Which results in the following logstash ERROR:

[2020-11-28T17:48:17,899][ERROR][logstash.filters.ruby    ][main][fe7a1180cfb715d16df4a9e10dcbfe591680102c86d1e65363a76d0260bed3a1] Ruby exception occurred: undefined method `set' for #<Hash:0x44b7d19>

puts event looks like this:

{"req"=>{"method"=>"GET", "url"=>"http://192.168.194.142:18682/v2/searchTasks/MMxSBiVd-2Pas7jf_0x8hw/results?continueToken=Gyqhj4yjuJJ0ye7IgonI4ZefjOejhrXEva29p4izRUw&limit=100"}, "time"=>"2020-09-22T00:00:34.990Z", "v"=>0, "reqBegin"=>true, "pid"=>23404, "gid"=>"hlH53HBOp5JbxYDAQQoHdA", "level"=>30, "filteredValues"=>["encryptionkey", "encryptioniv"], "msg"=>"", "taskid"=>134068, "name"=>"LoadBalancer",}

Badger · November 28, 2020, 6:23pm

That's not going to work. event has to remain a logstash::event, otherwise, as you have found, you will not be able to call .set on it. If you only want to make [jsondoc] strings then go back to my original code but change

unless k == "@timestamp"

to

if k == "jsondoc"

nunogt · November 28, 2020, 10:03pm

Thanks Badger, that was my misunderstanding.

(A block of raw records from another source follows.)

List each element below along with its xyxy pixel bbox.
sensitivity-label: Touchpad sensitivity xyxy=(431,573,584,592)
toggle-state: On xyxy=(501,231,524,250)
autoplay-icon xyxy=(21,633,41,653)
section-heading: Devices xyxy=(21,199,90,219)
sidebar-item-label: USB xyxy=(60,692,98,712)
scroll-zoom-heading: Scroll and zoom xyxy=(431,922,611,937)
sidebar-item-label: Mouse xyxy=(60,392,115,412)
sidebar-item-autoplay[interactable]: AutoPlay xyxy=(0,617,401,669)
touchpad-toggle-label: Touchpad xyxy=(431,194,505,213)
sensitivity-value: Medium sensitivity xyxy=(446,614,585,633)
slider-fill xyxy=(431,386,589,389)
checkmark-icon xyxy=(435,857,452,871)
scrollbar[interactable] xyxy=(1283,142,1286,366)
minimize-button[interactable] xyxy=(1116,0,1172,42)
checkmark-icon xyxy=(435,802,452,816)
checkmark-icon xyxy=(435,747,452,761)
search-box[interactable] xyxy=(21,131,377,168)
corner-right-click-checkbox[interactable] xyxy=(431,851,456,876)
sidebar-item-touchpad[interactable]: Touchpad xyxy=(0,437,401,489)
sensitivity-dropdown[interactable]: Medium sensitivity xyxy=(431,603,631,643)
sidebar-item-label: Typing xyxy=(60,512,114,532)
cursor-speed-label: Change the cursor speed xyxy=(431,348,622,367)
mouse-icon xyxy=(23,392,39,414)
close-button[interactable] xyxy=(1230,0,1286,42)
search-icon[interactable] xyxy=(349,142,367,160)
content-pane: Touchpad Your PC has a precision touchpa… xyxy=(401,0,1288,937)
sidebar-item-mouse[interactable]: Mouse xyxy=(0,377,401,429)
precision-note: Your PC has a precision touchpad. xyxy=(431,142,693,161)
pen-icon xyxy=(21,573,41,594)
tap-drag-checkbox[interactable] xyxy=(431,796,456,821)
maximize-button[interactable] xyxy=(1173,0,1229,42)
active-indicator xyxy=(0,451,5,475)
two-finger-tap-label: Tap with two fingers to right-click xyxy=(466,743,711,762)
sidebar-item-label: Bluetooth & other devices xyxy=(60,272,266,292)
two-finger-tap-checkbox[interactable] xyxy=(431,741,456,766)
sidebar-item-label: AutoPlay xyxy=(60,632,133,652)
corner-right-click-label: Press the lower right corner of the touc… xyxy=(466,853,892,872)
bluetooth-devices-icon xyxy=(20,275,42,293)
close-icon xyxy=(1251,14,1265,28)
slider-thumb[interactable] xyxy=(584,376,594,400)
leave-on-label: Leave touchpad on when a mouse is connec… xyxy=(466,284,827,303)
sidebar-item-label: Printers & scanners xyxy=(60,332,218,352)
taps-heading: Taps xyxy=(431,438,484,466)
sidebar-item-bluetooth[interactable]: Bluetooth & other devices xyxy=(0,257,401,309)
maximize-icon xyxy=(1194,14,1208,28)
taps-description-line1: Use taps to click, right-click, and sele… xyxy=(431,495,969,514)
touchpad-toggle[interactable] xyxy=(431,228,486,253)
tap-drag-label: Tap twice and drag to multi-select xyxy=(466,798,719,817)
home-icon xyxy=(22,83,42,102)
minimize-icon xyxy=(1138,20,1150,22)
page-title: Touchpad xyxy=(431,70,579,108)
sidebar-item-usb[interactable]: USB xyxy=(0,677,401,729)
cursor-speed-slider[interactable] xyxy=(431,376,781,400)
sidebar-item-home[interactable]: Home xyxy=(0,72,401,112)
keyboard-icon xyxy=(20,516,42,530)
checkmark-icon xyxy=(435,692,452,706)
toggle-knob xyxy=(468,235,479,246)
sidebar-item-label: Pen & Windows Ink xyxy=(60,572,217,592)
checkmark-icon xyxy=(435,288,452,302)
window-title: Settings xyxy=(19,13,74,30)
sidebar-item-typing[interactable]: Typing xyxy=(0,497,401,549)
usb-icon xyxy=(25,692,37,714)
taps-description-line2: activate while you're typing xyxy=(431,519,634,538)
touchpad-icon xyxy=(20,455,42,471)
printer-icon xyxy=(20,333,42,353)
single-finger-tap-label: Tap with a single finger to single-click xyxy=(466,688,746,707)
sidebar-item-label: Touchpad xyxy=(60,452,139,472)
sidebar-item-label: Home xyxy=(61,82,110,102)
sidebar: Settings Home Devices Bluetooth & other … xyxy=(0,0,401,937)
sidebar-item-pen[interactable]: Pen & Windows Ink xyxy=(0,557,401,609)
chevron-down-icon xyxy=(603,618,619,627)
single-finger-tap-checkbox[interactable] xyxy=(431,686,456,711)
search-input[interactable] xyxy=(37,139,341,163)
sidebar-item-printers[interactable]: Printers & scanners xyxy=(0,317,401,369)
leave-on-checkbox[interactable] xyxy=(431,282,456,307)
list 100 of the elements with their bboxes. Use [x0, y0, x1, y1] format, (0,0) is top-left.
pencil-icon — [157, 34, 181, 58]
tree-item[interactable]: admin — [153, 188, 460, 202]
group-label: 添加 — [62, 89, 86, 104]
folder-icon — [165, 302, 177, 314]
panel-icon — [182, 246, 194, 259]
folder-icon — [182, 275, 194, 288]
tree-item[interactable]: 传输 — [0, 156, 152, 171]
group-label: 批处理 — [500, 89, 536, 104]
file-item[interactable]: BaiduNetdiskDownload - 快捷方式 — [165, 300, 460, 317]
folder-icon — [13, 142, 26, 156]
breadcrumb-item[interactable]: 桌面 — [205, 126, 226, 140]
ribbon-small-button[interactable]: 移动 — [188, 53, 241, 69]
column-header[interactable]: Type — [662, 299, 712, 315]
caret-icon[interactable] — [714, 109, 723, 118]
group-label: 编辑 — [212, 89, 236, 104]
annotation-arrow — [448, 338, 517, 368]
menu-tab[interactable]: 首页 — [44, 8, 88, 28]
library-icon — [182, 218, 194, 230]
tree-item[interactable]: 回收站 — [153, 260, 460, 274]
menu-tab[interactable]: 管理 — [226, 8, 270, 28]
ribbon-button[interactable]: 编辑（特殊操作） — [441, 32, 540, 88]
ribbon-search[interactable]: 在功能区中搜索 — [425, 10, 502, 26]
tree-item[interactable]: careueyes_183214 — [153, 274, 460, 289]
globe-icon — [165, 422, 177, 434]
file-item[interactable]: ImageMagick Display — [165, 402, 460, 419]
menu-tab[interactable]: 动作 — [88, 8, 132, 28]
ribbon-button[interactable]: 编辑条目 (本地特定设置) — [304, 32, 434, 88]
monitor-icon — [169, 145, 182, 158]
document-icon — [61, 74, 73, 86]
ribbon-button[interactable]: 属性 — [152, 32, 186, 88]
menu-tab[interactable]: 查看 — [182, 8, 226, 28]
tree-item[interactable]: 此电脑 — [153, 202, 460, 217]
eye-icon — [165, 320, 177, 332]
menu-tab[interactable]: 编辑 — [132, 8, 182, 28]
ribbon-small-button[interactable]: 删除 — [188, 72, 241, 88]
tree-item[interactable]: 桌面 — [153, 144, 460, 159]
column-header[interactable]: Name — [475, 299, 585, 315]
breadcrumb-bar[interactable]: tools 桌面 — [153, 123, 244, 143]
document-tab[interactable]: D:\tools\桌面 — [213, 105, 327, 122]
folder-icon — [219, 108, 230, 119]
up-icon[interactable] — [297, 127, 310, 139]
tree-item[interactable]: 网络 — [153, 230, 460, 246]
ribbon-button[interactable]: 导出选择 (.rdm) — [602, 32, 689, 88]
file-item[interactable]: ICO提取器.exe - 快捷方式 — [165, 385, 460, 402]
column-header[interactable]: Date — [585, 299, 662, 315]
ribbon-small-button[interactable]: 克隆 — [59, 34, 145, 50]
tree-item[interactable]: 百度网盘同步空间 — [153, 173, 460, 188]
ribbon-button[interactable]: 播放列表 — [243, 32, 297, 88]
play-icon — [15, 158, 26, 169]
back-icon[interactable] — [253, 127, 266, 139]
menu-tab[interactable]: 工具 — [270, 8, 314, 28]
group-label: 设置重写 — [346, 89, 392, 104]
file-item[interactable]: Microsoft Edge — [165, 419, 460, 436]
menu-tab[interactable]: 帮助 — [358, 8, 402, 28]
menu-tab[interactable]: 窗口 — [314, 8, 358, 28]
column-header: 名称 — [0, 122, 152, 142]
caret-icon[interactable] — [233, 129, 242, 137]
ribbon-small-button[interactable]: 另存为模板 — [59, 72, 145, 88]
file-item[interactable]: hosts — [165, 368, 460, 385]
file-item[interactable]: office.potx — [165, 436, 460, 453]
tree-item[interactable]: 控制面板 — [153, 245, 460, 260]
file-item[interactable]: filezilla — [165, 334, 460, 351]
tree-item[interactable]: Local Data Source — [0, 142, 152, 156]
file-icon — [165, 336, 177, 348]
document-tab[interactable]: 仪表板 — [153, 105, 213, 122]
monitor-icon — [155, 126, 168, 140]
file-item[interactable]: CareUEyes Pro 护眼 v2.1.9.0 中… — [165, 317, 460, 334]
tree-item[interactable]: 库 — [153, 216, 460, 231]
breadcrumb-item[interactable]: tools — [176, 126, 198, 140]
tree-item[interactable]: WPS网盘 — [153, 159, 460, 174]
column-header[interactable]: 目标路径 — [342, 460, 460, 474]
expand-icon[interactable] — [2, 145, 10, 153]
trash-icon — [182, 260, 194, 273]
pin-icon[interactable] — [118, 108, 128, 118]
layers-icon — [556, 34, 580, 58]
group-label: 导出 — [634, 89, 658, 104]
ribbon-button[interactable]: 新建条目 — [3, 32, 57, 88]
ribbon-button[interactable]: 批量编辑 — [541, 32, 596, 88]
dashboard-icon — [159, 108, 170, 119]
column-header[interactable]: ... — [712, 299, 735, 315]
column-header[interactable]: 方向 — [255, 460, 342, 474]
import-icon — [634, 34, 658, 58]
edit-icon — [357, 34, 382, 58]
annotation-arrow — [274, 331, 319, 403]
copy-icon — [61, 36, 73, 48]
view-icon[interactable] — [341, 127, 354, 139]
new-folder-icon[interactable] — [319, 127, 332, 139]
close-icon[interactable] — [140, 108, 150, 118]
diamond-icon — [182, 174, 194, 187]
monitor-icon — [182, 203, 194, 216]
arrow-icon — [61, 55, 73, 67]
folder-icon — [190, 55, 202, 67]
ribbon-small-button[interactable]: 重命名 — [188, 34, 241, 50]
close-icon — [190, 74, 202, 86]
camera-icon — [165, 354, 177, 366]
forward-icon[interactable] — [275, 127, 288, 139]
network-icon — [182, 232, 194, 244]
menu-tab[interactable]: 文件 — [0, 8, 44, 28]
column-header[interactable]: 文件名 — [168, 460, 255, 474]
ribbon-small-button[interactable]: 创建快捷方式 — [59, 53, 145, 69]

Seems to be working great with your original code:

{
       "jsondoc" => {
                 "hostname" => "AUSAZPRXBTRSZ01",
           "filteredValues" => [
            [0] "encryptionkey",
            [1] "encryptioniv"
        ],
                  "taskEnd" => "true",
                        "v" => "0",
                   "taskid" => "134019",
                  "resSent" => "true",
                     "time" => "2020-09-22T00:00:08.529Z",
                      "msg" => "",
                     "name" => "LoadBalancer",
        "httpStatusMessage" => "OK",
           "httpStatusCode" => "200",
                      "pid" => "23404",
                 "duration" => "10",
                      "gid" => "Sr0qDK6C/3Czfz5Y+gwOVg",
                    "level" => "30"
    },
    "@timestamp" => 2020-11-28T22:01:36.309Z,
          "host" => "56be47cb8cfe",
      "@version" => "1"
}

Many thanks for your help

system · December 26, 2020, 10:04pm

This topic was automatically closed 28 days after the last reply. New replies are no longer allowed.